Politischer Schlagabtausch zu Regierungsbilanz im Landtag

Wo steht Mecklenburg-Vorpommern zur Regierungshalbzeit von Rot-Schwarz? Da gehen die Meinungen im Landtag zwischen Koalition und Opposition weit auseinander. Die Opposition sieht zu viel Schulterklopfen.

svz.de von
12. März 2014, 21:00 Uhr

Gut eine Woche nach der Halbzeitbilanz der SPD/CDU-Koalition in Schwerin haben Regierungsparteien und Opposition im Landtag erneut über die Bewertung der Regierungsergebnisse gestritten. Ministerpräsident Erwin Sellering (SPD) verwies abermals auf die seit der Landtagswahl 2011 erreichten Fortschritte in der Wirtschaft, bei der Beschäftigung, in Kitas und Schulen.

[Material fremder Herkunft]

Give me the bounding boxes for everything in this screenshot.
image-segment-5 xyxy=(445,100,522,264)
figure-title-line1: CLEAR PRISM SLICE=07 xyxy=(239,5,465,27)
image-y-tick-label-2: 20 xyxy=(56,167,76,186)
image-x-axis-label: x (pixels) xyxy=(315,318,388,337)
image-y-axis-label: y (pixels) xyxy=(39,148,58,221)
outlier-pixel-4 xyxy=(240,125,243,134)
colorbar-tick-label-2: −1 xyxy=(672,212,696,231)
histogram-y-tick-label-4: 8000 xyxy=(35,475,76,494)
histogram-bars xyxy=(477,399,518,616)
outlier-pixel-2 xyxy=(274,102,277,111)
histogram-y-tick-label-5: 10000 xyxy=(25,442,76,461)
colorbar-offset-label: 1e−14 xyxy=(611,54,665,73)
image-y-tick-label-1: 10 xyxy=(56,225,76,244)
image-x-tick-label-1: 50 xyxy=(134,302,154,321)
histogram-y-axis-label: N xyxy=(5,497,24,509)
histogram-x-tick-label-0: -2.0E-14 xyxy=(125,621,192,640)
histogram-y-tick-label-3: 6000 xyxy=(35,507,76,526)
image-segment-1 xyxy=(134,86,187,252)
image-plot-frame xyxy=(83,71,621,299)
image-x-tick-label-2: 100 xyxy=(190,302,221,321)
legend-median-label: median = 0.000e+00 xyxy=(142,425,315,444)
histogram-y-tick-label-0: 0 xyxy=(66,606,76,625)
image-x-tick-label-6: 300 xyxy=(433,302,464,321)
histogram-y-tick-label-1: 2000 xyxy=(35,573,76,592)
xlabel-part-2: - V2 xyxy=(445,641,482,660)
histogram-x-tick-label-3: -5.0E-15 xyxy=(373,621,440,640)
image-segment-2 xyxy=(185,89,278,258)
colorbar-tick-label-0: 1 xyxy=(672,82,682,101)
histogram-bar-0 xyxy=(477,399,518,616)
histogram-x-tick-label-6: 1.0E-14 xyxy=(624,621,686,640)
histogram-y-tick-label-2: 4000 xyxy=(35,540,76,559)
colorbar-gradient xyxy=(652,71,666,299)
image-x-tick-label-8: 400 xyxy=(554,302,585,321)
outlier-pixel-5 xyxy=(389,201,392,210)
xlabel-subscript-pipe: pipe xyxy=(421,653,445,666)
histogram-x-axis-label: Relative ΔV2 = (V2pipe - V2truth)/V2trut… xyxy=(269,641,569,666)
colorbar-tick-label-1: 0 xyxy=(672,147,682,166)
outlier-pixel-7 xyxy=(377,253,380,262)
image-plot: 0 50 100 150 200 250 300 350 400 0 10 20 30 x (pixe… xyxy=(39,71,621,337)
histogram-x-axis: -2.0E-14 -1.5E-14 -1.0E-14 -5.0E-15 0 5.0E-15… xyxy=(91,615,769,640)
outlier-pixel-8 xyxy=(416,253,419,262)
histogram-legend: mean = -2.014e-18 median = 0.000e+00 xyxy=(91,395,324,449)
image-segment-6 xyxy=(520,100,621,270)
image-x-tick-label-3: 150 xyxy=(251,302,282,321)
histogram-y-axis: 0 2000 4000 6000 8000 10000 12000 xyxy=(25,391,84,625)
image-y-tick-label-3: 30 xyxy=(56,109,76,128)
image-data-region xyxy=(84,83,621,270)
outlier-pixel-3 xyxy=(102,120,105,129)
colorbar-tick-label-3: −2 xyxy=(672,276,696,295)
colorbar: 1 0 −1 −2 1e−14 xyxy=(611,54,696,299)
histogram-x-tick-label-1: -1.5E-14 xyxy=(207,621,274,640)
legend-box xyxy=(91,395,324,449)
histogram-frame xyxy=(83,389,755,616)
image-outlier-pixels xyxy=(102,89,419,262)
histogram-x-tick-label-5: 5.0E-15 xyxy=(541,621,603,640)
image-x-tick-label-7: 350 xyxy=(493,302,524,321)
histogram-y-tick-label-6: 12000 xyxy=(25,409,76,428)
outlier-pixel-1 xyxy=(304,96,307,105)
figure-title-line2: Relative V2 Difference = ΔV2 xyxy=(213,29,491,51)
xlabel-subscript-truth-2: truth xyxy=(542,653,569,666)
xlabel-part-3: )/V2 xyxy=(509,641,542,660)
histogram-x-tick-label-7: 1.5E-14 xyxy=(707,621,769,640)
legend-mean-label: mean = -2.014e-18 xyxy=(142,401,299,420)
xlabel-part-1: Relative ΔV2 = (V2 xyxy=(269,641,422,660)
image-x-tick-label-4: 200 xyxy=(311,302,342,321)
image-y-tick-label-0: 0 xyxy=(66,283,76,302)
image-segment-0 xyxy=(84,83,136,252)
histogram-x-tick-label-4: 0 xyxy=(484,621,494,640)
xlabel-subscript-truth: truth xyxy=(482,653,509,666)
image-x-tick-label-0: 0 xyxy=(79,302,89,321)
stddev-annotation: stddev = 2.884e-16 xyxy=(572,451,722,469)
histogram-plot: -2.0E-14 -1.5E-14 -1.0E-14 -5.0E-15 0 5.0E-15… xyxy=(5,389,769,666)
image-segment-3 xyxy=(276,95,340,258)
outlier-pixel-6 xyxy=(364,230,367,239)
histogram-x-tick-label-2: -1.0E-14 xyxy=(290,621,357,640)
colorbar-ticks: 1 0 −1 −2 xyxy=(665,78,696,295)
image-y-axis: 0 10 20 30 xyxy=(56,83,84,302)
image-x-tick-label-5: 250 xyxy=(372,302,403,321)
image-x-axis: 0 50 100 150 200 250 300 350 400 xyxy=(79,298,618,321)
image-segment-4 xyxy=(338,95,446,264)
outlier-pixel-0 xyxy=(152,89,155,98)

Doch sei der Aufholprozess längst nicht abgeschlossen. „Wir müssen attraktiver werden im Wettbewerb um Fachkräfte. Faire Löhne, gute Arbeitsbedingungen - darum geht es“, betonte der Regierungschef.

Linke-Fraktionschef Helmut Holter warf SPD und CDU vor, sich an eigenen Erfolgen zu berauschen. „Sie bekommen schon Schwielen vom gegenseitigen Schulterklopfen“, sagte Holter. Probleme an den Schulen und die Armut vieler Menschen würden ausgeblendet. Dabei sei Mecklenburg-Vorpommern das Land mit der bundesweit größten Kinderarmut. Statt die Kommunen solide zu finanzieren, reiche die Regierung immer neue Hilfsfonds aus.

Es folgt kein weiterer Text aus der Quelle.